Our investigations reveal that GST and Car E activity in adult stage of M. domestica increased on exposure to O. basilicum EO and methyl chavicol and linalool. M. domestica adults exposed to EO at LD 50 values induced a higher level of GST as compared with control and constituents. Treating with LD50 doses of linalool caused significant increase in Car E levels in adults. This agrees with earlier studies that C. pipiens larvae exposed O. basilicum EO at LC50 values stimulated GST activity. The increase in degrading enzymes may be due to increase in active compounds in the insect body (Zibaee and Bandani 2010). Previous reports state that plant-derived products having a mixture of compounds that including triterpenoids and phenols inhibit the activity of GST and Car E (Tak et al. 2017; Yang et al. 2018). An increase in the degrading enzymes Car E and GST on exposure of insects to natural products have been reported earlier (Kumrungsee et al. 2014). Larvae of mosquitoes, C.quinquefasciatus and A. stephensi exposed to Lantana camera root and Anacardium occidentale exhibited a rise in GST activity. This scenario of rise in enzymes does not limit to insecticide resistance alone, and this could be due to degrading enzymes generated by reactive oxygen species (ROS) (Vontas et al. 2001). Induction of detoxifying enzymes due to exposure to EO may be due to synergy caused by the constituents in EO (Miresmailli et al. 2006; Isman et al. 2008; Jiang et al. 2009; Senthil-Nathan 2013). Increase in degrading enzyme levels is clear indication that EO and its constituents possess cidal effect in M. domestica and the fall out of which is the possibilities of resistance development, which needs further investigation.

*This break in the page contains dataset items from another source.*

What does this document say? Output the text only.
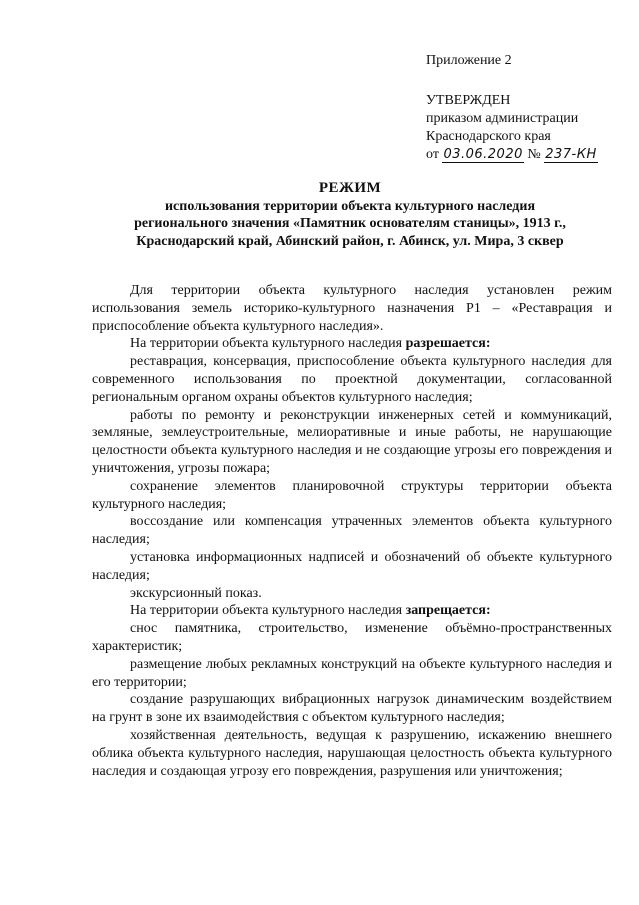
Приложение 2
УТВЕРЖДЕН
приказом администрации
Краснодарского края
от 03.06.2020 № 237-КН
РЕЖИМ
использования территории объекта культурного наследия
регионального значения «Памятник основателям станицы», 1913 г.,
Краснодарский край, Абинский район, г. Абинск, ул. Мира, 3 сквер

Для территории объекта культурного наследия установлен режим использования земель историко-культурного назначения Р1 – «Реставрация и приспособление объекта культурного наследия».

На территории объекта культурного наследия разрешается:

реставрация, консервация, приспособление объекта культурного наследия для современного использования по проектной документации, согласованной региональным органом охраны объектов культурного наследия;

работы по ремонту и реконструкции инженерных сетей и коммуникаций, земляные, землеустроительные, мелиоративные и иные работы, не нарушающие целостности объекта культурного наследия и не создающие угрозы его повреждения и уничтожения, угрозы пожара;

сохранение элементов планировочной структуры территории объекта культурного наследия;

воссоздание или компенсация утраченных элементов объекта культурного наследия;

установка информационных надписей и обозначений об объекте культурного наследия;

экскурсионный показ.

На территории объекта культурного наследия запрещается:

снос памятника, строительство, изменение объёмно-пространственных характеристик;

размещение любых рекламных конструкций на объекте культурного наследия и его территории;

создание разрушающих вибрационных нагрузок динамическим воздействием на грунт в зоне их взаимодействия с объектом культурного наследия;

хозяйственная деятельность, ведущая к разрушению, искажению внешнего облика объекта культурного наследия, нарушающая целостность объекта культурного наследия и создающая угрозу его повреждения, разрушения или уничтожения;
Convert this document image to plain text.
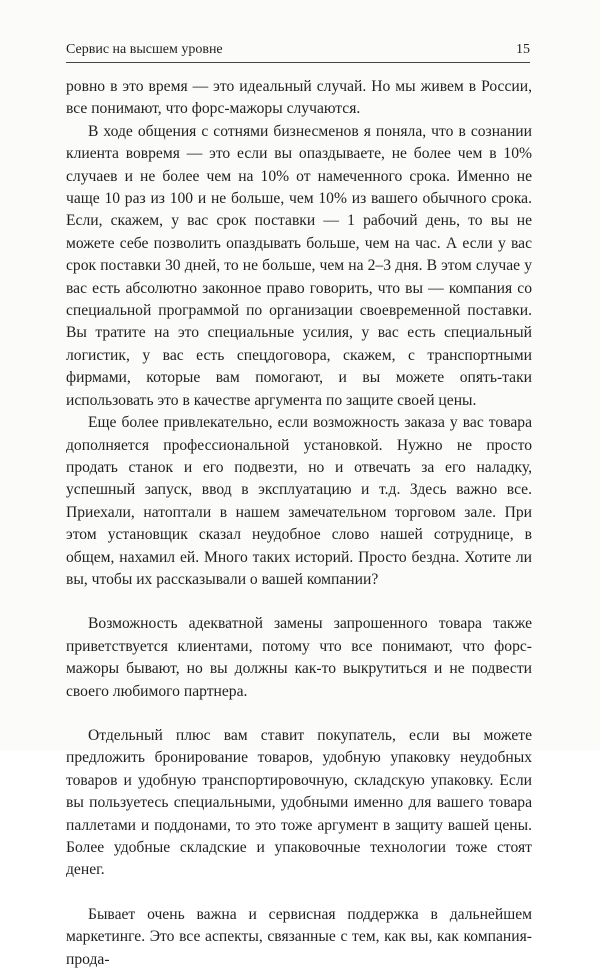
Сервис на высшем уровне	15

ровно в это время — это идеальный случай. Но мы живем в России, все понимают, что форс-мажоры случаются.

В ходе общения с сотнями бизнесменов я поняла, что в сознании клиента вовремя — это если вы опаздываете, не более чем в 10% случаев и не более чем на 10% от намеченного срока. Именно не чаще 10 раз из 100 и не больше, чем 10% из вашего обычного срока. Если, скажем, у вас срок поставки — 1 рабочий день, то вы не можете себе позволить опаздывать больше, чем на час. А если у вас срок поставки 30 дней, то не больше, чем на 2–3 дня. В этом случае у вас есть абсолютно законное право говорить, что вы — компания со специальной программой по организации своевременной поставки. Вы тратите на это специальные усилия, у вас есть специальный логистик, у вас есть спецдоговора, скажем, с транспортными фирмами, которые вам помогают, и вы можете опять-таки использовать это в качестве аргумента по защите своей цены.

Еще более привлекательно, если возможность заказа у вас товара дополняется профессиональной установкой. Нужно не просто продать станок и его подвезти, но и отвечать за его наладку, успешный запуск, ввод в эксплуатацию и т.д. Здесь важно все. Приехали, натоптали в нашем замечательном торговом зале. При этом установщик сказал неудобное слово нашей сотруднице, в общем, нахамил ей. Много таких историй. Просто бездна. Хотите ли вы, чтобы их рассказывали о вашей компании?

Возможность адекватной замены запрошенного товара также приветствуется клиентами, потому что все понимают, что форс-мажоры бывают, но вы должны как-то выкрутиться и не подвести своего любимого партнера.

Отдельный плюс вам ставит покупатель, если вы можете предложить бронирование товаров, удобную упаковку неудобных товаров и удобную транспортировочную, складскую упаковку. Если вы пользуетесь специальными, удобными именно для вашего товара паллетами и поддонами, то это тоже аргумент в защиту вашей цены. Более удобные складские и упаковочные технологии тоже стоят денег.

Бывает очень важна и сервисная поддержка в дальнейшем маркетинге. Это все аспекты, связанные с тем, как вы, как компания-прода-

The work in this study has demonstrated the bioactive potential of O. basilicum EO and its constituents, methyl chavicol and linalool in toxicity to eggs and adult stage. The electrophysiological and behavioral response of adult female flies to EO and its constituents by inducing repellence and ovipositional deterrence in adults can be used to deter fly populations from infesting human settlements and animal sheds. O. basilicum EO as whole induces a higher ovicidal, adulticidal and repellency to flies, and these traits make it fit for integrated pest management (IPM) of M. domestica. Further studies are needed to develop a formulation of O. basilicum EO for sustained spatiotemporal release rates as there is a market demand for plant-derived parts for managing the pests like M. domestica.